Today is the 7 year anniversary of my miscarriage of our first child. It's sort of ironic that it is also the day that my monthly "visitor" showed up. Pardon the pun, but it brought back a flood of memories....so I thought I'd share here.
We'd been pretty certain for a few weeks that I was expecting. I was craving Vanilla Coke and white cheddar popcorn; I was puking, ALOT; and of course my monthly visitor failed to visit. We hadn't told anyone yet, we were basking in our private moment. We went to my moms for a 4th of July weekend picnic. I walked in her door and she took one look at me and said "your pregnant!"....I'd failed to notice that the "pregnancy mask" discoloration had developed on one side of my face....she was more observant than I.
So I skipped the home pregnancy test and instead, on Monday I went by my OB/GYN on my lunch break and had a test done there. Positive results of course! A due date of March 22, 2003. The doctors office had an opening the very next day and scheduled me for my 1st prenatal check up with the nurse practitioner. I floated out of the doctors office and called my husband at work and announced "It's official, you're going to be a daddy!" We had picked out names before we knew we were pregnant, so the baby became known as "Rachel Elizabeth".
We called our parents, friends, pastors sent emails to everyone we knew. We were going to have a baby! Word spread like wildfire!
The next morning I was a little crampy, but didn't think much of it. Then I noticed some spotting, and wondered just a little. My appointment was mid-morning, so I went to work and thought nothing more of it. The nurse practitioner was very chipper and excited with me while we were doing the standard questions. She asked if I had any questions or concerns...I said no not really...but I am spotting a bit this morning. She assured me it was probably just implantation bleeding, but suggested we do an exam. I was told to redress and that she'd be right back. So I sat waiting, thinking about buying baby things, what colors to use in the nursery.
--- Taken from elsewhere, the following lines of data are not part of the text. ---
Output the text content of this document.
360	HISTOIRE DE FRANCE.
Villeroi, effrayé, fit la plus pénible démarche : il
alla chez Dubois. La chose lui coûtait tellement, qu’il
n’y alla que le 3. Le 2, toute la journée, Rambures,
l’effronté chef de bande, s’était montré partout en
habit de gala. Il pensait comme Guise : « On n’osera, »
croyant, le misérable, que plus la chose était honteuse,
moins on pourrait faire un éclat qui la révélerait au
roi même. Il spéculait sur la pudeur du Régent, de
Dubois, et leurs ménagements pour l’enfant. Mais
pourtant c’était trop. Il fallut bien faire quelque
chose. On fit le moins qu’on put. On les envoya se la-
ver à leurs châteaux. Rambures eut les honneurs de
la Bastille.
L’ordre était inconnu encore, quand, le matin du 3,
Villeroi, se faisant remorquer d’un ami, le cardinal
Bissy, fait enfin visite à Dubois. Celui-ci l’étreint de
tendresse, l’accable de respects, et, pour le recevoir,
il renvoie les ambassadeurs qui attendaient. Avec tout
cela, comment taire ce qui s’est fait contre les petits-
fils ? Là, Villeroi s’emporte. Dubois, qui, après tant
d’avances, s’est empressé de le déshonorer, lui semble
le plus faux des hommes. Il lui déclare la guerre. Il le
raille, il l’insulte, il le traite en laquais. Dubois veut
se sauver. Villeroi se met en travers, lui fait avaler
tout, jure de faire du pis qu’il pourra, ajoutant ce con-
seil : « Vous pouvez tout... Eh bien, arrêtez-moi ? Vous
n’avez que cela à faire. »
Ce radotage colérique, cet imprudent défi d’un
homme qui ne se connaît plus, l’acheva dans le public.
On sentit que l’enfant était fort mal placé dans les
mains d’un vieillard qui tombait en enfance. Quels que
The nurse practitioner came back in and told me to come with her to their lab, they wanted to do some blood work. At 35 I was clueless about pregnancy or what was "normal" at a first visit. The nurse practitioner took me to their waiting area by the lab and told me to hang out there for a bit. I started reading baby magazines and imagining myself with a belly and waddling like a duck.
Finally the nurse practitioner came back and took me into the doctors office and introduced us, then she left. There was no small talk, no softening the blow, no sign of sympathy or emotion. "Your HGC (human pregnancy hormone) level is very low for you to be this far along in your pregnancy. Come back on Thursday and we'll draw more blood. As of right now, I'm listing this as a non-viable pregnancy and you can expect to miscarry anytime. Do you have any questions?"
I'm pretty sure I said something to him in response...but I don't know what. I remember walking to my car and driving back to my office. I remember sitting there looking at a black computer monitor and wondering if I'd misunderstood somehow what was said. I thought about calling my husband, but I didn't think that was the kind of thing to tell him over the phone.
We prayed, and asked everyone to pray with us. By Thursday I was starting to bleed heavier, and my HGC levels were much much lower. Sunday morning we went to church and sat in the back row instead of our normal second row. I was in pain, physically and emotionally and I wanted to be left alone, but I wanted to be at church. Unfortunately, word that we were losing the baby didn't spread as quickly as word that we were pregnant. After the third person came up and hugged us and said how thrilled they were for us I couldn't stand it any longer. We went home, so my body could continue to purge in private and so I could cry. I cried a LOT....I'm crying now remembering it.
Monday I returned to the doctor and he confirmed that I had miscarried and took care of any remaining "tissue" that hadn't purged on its own. For several weeks after people would come up to us and say congratulations!....I never knew what to say. Do you just say "thanks" to keep them from feeling bad? Do you say "I appreciate it, but I'm no longer pregnant" and then suffer through the "oh I'm so sorry, I didn't know, is there anything I can do?"
I kept to myself a lot, which is how I handle things. My best friend said I needed to "just get over it". I did with time get over the harshness, the whirl wind of emotions from "it's positive" to "you will miscarry" in 24 hours. But do you ever get over losing a child? wondering what they would have been like, what they would have looked like, how they would have impacted their world?
In less than 8 weeks, I was back at the same doctors office. The gal working in the lab said "it's positive! you're pregnant!" And I sat there looking at her blankly...enough so that she asked "Is this a bad thing?" I wasn't sure if it was or not...I was frightened to think of a repeat. I couldn't fathom how this could have happened between the first miscarriage and recovery and now a second pregnancy...mathematics did not work. This couldn't be right, I couldn't be....could I?
Olivia was born April 25....a little more than a month after Rachel's due date. It still doesn't compute mathematically, but the proof is in the puddin'!